A Perspective from Shanghai

I am a British economist currently working in Shanghai. Discussion about manufacture of Solar PV panels with a friend, who is CEO of a major producer, brought home to me the urgency of establishing a Citizen’s Income and lower marginal wage rates in the developed western countries. Factory labour in Shanghai is paid around 500 yuan per week – about £50. Looking forward say three years the figure is likely to increase to say £75 because of three factors :-

  1. shortages in Shanghai
  2. inflation in Chin
  3. strengthening of the yuan exchange rate.

Long term, companies will need to experience very similar marginal labour costs in different countries. Manufacturing can take place in many locations and no country will be able to enjoy a sustained advantage due to knowledge or skills that is large enough to maintain high employment. There is probably little support now for the idea that the insurance, banking and retail sectors can together provide enough in the UK for us not to worry about manufacturing. Insurance and banking are easily copied, while good retailing mostly creates jobs in the country where the outlets are situated. The only sectors likely to persist as edges for the UK for many years are expensive legal services, educational services and global expert institutes. Germany has good international competitiveness currently based on quality and efficiency. But it will not be sustainable long term over China. In the short term, getting quality to an adequate level is a major challenge for China. But equally, it needs to be recognised that there are already exceptions, such as Solar cells production. Of course, long term equilibrium is rarely reached, but given differences in key economic measures between China and the West, it is clear that more needs to be done to increase global competitiveness. And in practice change can only be made progressively, so a figure of £60 per week as a Citizen’s Income is a great start, but much more will be needed to sustain competitiveness long term.

A sound long term expectation is for working individuals to receive a Citizen’s Income plus a globally competitive pay level, the latter element varying by skill level. The level of the Citizen’s Income should mainly reflect the cumulative wealth of the country, though some income redistribution could also take place. By contrast, if countries choose to use their cumulative wealth to support high marginal wage rates and simply exhort their citizens to be innovative, that is a recipe for unemployment and a trade deficit. And it will get much worse as China develops and improves quality.

The tax/benefit system need not really balance to current revenue levels – a progressive increase in VAT (together with energy consumption taxes) would anyway be beneficial. A move to a Citizen’s Income will reduce company costs and mitigate inflationary pressures from an increase in VAT. The same general arguments about competitiveness mean that the income tax threshold should be increased significantly.

To return to the figures, if reasonable income for a low skilled manufacturing worker in a developed country is £300 per week, then a more efficient (and fairer) economy would develop from a Citizen’s Income of £200 per week plus a manufacturing wage of £100 per week. That latter figure is close enough to the Chinese equivalent of £75 estimated above. For now, the European economies will still have skill and quality advantages that can offset some labour premium.

Some will argue that this balance would discourage work in the UK. I think that this is a small risk. In their hearts most people understand the importance of work and will make decisions at the margin. Moreover, there is enormous scope for an expansion in the work force (including part-time) from the over 60’s, the under 18’s, housewives and people with disabilities. The social and emotional benefits of working are well understood. In any event, implementation – though urgent – would have to be progressive and £60 per week is a good start. But it is important that the minimum wage is reduced as the Citizen’s Income is provided and increased.

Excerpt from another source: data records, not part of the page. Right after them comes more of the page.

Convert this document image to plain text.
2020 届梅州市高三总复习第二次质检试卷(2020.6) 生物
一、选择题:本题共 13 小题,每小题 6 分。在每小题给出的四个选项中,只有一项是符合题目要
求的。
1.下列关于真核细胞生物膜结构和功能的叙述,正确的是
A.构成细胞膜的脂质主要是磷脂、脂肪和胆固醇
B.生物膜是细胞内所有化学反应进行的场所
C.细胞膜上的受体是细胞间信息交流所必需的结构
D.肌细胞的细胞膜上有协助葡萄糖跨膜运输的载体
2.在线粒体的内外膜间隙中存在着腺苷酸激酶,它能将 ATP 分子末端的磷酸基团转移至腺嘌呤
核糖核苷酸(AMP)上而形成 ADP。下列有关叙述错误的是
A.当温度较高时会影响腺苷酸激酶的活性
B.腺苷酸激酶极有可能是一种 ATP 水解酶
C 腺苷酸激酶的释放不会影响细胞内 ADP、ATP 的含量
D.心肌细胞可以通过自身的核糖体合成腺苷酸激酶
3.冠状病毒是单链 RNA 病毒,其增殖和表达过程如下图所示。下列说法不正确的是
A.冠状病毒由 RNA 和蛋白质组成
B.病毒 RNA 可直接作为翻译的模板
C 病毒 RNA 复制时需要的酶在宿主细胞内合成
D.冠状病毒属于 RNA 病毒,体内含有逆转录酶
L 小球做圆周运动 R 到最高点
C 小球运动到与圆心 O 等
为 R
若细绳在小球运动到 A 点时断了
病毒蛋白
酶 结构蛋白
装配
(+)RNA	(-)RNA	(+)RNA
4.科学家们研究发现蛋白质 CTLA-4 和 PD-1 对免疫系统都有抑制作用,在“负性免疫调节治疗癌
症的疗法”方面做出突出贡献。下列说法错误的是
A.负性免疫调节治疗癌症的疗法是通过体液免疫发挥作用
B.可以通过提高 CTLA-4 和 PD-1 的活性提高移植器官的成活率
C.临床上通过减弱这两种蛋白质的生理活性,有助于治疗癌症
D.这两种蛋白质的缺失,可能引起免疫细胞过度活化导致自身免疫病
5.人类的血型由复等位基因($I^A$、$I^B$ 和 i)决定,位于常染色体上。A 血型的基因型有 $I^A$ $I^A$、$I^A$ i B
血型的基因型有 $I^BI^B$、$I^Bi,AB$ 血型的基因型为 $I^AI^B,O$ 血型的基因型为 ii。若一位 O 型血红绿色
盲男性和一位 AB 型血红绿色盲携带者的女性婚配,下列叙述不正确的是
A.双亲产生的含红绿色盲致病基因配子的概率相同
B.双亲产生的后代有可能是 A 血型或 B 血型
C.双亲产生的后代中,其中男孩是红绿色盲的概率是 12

Alternatively, a Citizen’s Income of £150 per week plus a wage of £100 is a balance, because of household structure – in that approximately 50% of women of working age are carers – but this is a theoretical debate at this stage. The effect on the economy of establishing a Citizen’s Income and reducing minimum wages, will be so dramatically good as to easily support a progressive increase in Citizen’s Income while maintaining a prudent fiscal policy. The figure of around £200 per week is also supported by the current old age pension level and would sweep away the debate on retirement age.

One effect of a Citizen’s Income and a reduced minimum wage would be immediate cancellation of some unnecessary automation projects, which typically involve expensive imported machines. Some other savings will also be readily available – maybe coal mining would become viable again. And at the margin, a much lower wage rate would make employing a few more staff in many areas in a company sensible.

With current levels of global communication and popular understanding, a Citizen’s Income and lower marginal wages is the only economically sound way of avoiding increasing unrest in Europe. There is some chance that people will put up with the alternative of years of austerity, but not a high one. The situation in the United States is possibly even more serious. Even though many will theoretically agree with the strength of the arguments in favour of a Citizen’s Income, getting significant change achieved in the USA is notoriously slow and difficult.

The opportunity for the UK to major on Solar PV equipment is a great one. The market is currently expanding by 40% per annum and a major scale increase, ranging between 50 fold and 250 fold, is highly likely in the next few decades. To compete with China, we need a Citizen’s Income and lower marginal wage costs as soon as possible.